Recall our goal is a distributed Internet gambling site. In our model, customers place wagers on the outcome of events. Each of these three italicized terms corresponds to a real-world entity, hence to an EJB class you will implement.

As you will see, our model is quite simple compared to a real gambling operation.

Customers

A customer is logically just an entity that can place wagers. A customer can pay money to your site, and your site can pay money to a customer. The customer has attributes:

  • A (perhaps fictitious) customer name for display purposes.
  • An account nuumber at the Bank. (The Bank is an external site with a Web Services interface. It will appear in later parts of this project.)
  • A credit limit, the maximum amount of outstanding wagers you (the gambling site) are willing to let the customer make.
You may also want to store state like
  • The outstanding wagers this customer has placed on future events.
Presumably the site will enforce a policy like “outstanding wagers may never exceed credit limit.”

Events

An event in our system is a 2-participant winner-take-all contest that takes place atomically at some specified time. Customers can place wagers on the (future) outcome of an event, as described below.
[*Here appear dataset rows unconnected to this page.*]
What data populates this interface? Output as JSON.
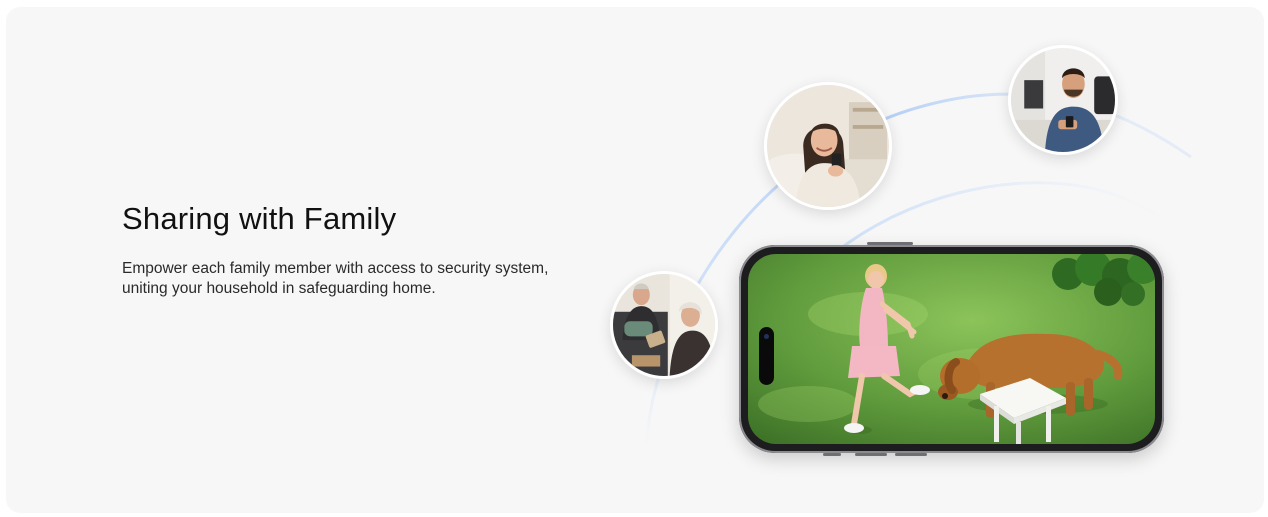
{
  "section": {
    "title": "Sharing with Family",
    "description": "Empower each family member with access to security system, uniting your household in safeguarding home."
  },
  "illustration": {
    "avatars": [
      {
        "name": "avatar-woman-on-couch-with-phone"
      },
      {
        "name": "avatar-man-at-desk-with-phone"
      },
      {
        "name": "avatar-elderly-couple-with-tablet"
      }
    ],
    "phone_screen": "camera-view-girl-playing-with-dog",
    "colors": {
      "card_background": "#f7f7f7",
      "arc_color": "#b9d3f7",
      "grass": "#5f9a3c",
      "phone_frame": "#1d1d1f"
    }
  }
}
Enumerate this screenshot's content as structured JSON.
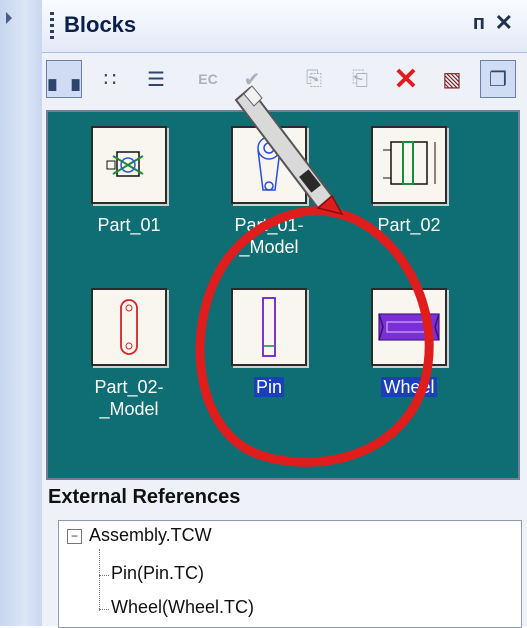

Minimally, an event has attributes:

  • A description, a human-readable string.
  • The time when the event will take place.
Eventually you will probably need to store additional state like
  • The total amount that has been wagered on the event;
  • The total payout if the first participant wins;
  • The total payout if the second participant wins;
  • Current odds for first participant (e.g. the amount returned on a $1 wager if the first participant wins);
  • Current odds for second participant.
Some of this state could in principle be computed as an aggregate over all the outstanding wagers (see below), but for efficiency and scalability reasons that would not be a really good idea.

Wagers

A wager is, well, a wager. What can I say? It has attributes

  • The event and participant for the wager,
  • The amount of the wager,
  • The payout if the chosen participant wins.
Note that the total amount wagered on an event and the total payout for each possible outcome of the event could be computed by summing over all the outstanding wagers on that event, if you had unbounded computing capacity.

EJBs and Database Schema

In this part of the project you will implement EJBs for each of the above entities. The EJBs will be maintained persistently in your MS SQL Server™ database.

At this point you have to make a choice for your EJB implementation:

  • You can use container-managed persistence (CMP) for your Entity EJBs. In this case the code to load and store entities from/to the database is generated automatically for you; but your database schema is pretty strictly determined by the structure of the EJBs.
  • Alternatively, you can use bean-managed persistence (BMP) for your Entity EJBs. In this case you can design your database schema more-or-less arbitrarily, but you have to write your own SQL to load and store the entities.
At this point you can make either choice. But before the project is done you will have to do at least some programming using BMP.

What To Build

For this part of the Project, extend the web site you built in Part a as follows.

  1. Implement Entity EJBs for the entities described above.
  2. Populate your database with at least one customer and at least two events. (You can do this directly using the SQL Server tools -- EM or QA -- rather than writing client code to do this).
  3. Write a simple form-based web page that displays the customer's current wagers and allows her to place an additional wager. Use a Session EJB to help with this. (Would a stateful Session EJB be useful here?)
There is no need to worry about login/authentication (yet).

What to Submit

Create a .zip archive called proj1b.zip containing the following:

  • the source files of your EJBs and deployment descriptors
  • your database schema and contents (these can be screen shots from MS QU or EM).
  • two screen shots of your web page showing the result of adding a wager.
Submit the zip file to CMS by the due date.

As in Part a, the due date is not a big deal – we are going to look at these, but not grade them, and I'll set CMS to accept submissions forever. Please do submit this, however.